LN_January-Soundways


January-soundways 1864 |  Afternoon to evening | Edge Habitat

There’s a certain Slant of light / Winter Afternoons –, c. early 1862 (Fr320A)

According to the Snell meteorological record, the opening days of January were windy, with bursts of cold recorded early in the month (Jan. 2, 3, 7, 8, and 9) and again at its close ( Jan 30 and 31). Snow fell or drifted on Jan. 4, 5, and 6; rain, mist, and hail visited on Jan. 15, 18, 19; and a few days were wholly covered by clouds: Jan. 8, 17, 20, and 29. Cold days alternated with warmer days of thawing on Jan 24, 25, and 29; and “fine days” unfurled in small stretches: Jan. 3; Jan. 10-14, Jan. 26-28. The thermometer dipped to -1.5º F on Jan. 7, the coldest recorded temperature for the month, then rose to 44.2º F on Jan. 29, the month’s highest recorded temperature. Rain and snow melt was noted at just over 2 inches; and 5 inches of new snow fell. Stratus clouds were the most frequent sky-covering, and winds came most often from the NW + W.

Bird species in the scatterplot for January number around 40.

At the break of January, the December snows have stopped but the wind continues.

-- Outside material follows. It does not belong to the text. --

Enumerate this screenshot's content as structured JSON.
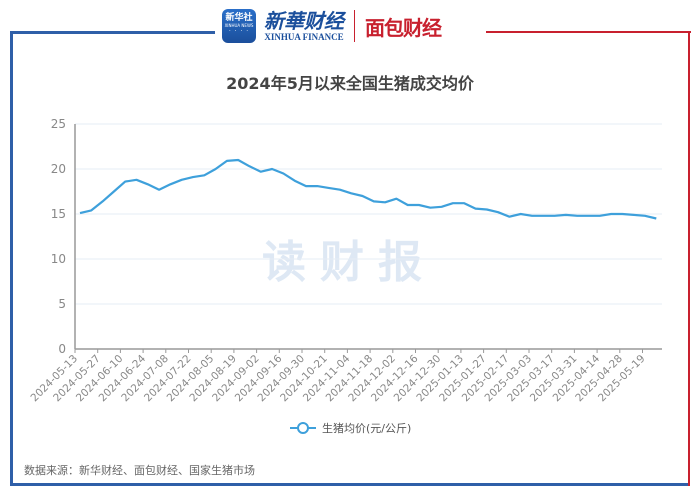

In the cold, the listener is moving around, walking evenly over the snow. Their footfalls pass out of the village.

:13

Bird-sounds—now just brief calls and briefer song-fragments—draw the listener to a clearing where small, furtive flocks still forage in the slant afternoon light of the northern winter. Their random tracks are a cartograph in the snow, a star chart of an unknown galaxy of cold.

:28

The listener who has been still in the still world for a long time turns into the dusk. The clearing will soon fall silent.

1:23

In the “false spring” of the January thaw, one or two of winter’s singers test their voices in their flights back to their night roosting sites.

The last sound of January is the note of a solitary Black-capped Chickadee hitting the freezing night air.